Cyril Fleury, à Labergement-lès-Seurre, est en passe de ne plus toucher l’ICHN.
C’est assurément le dossier le plus chaud du moment. Le syndicalisme a beau mettre la pression, il se heurte à un mur sans oreilles depuis plusieurs mois. La révision des zones défavorisées simples (ZDS) fait grincer des dents plusieurs communes du Châtillonnais, de la vallée de l’Ouche et du val de Saône. A Labergement-lès-Seurre, Cyril Fleury n’arrive pas à croire en cette «aberration» pouvant lui coûter l’ICHN, soit la bagatelle de 6 100 euros par an. «Labergement ne fait plus partie de la carte à ce jour, comme bon nombre d’autres communes. Nous ne sommes peut être pas en pleine zone d’élevage, mais le Val de Saône compte de nombreux éleveurs et de nombreuses prairies, il faut bien le savoir. Si la révision des ZDS se confirmait ainsi, nous irions tout simplement vers la disparition de l’élevage. L’ICHN représente le seul soutien de ces prairies dans le secteur» souligne le producteur de 39 ans.

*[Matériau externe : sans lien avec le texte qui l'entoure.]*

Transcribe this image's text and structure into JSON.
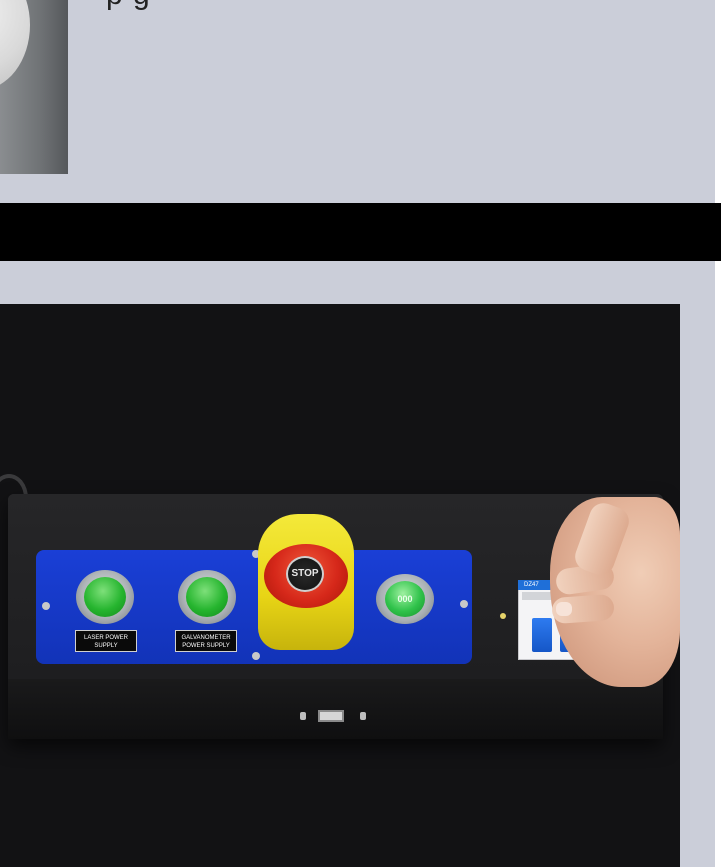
{
  "top": {
    "text_fragment": "p                                            g"
  },
  "panel": {
    "buttons": [
      {
        "label": "LASER POWER SUPPLY"
      },
      {
        "label": "GALVANOMETER POWER SUPPLY"
      }
    ],
    "stop_label": "STOP",
    "indicator_text": "000",
    "breaker_tag": "DZ47"
  },
  "colors": {
    "plate_blue": "#1a3fd6",
    "button_green": "#26b52f",
    "stop_red": "#d6281a",
    "guard_yellow": "#e8d516"
  }
}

Des crues qui coûtent cher
Cyril Fleury ne comprend pas les fondements d’une telle révision et rappelle les péripéties des dernières campagnes, à commencer par celle de 2016 : «nous avons subi les conséquences des crues de la Saône avec 60 hectares de prés inondés. Même en attendant juin pour lâcher les animaux, il était encore trop tôt. Les rentrer nous a fait consommer davantage de foin, les stabulations ont dû être à nouveau curées. Les vaches ne sont ressorties que début juillet, avec un retour vers le 20 juillet dans les parcelles les plus touchées ! Certains prés ont dû être broyés, d’autres ont été récoltés avec du foin plus que médiocre. Les animaux ont du être déparasités en conséquence... Au final, nous ne sommes plus reconnus ZDS ? Si ça, ce n’est plus être défavorisés, je n’y comprends plus rien !»

On croise les doigts
Cette baisse de soutiens, qui serait effective dès cette année, n’est vraiment pas la bienvenue dans le Val de Saône, qui vient d’enregistrer sa quatrième mauvaise campagne agricole consécutive. «Je n’arrive pas à imaginer que ce dossier en reste là, je ne vois vraiment pas comment nous pourrions faire» confie l’adhérent FDSEA, qui rappelle au passage les rendements très décevants enregistrés en grandes cultures en 2016. La seule «bonne nouvelle» du moment serait à mettre à l’actif du niveau actuel des cours d’eau, relativement bas pour la saison. Référent du dispositif «Agri-vigilance-inondations-Saône», Cyril Fleury n’exclut pas de nouvelles crues cette année : «nous avons connu trois années de crues  printanières depuis 2012,  nous ne pouvons pas savoir ce qu’il peut arriver cette année. Il paraît que de telles crues arrivent une fois tous les 25 ans : statistiquement parlant, je devrais être tranquille jusqu’à ma retraite mais je crains que ce ne soit pas le cas vu la tournure des derniers évènements. Et pour y croire, encore faudrait-il que l’on entretienne les cours d’eau et que l’on gère beaucoup mieux les écluses...»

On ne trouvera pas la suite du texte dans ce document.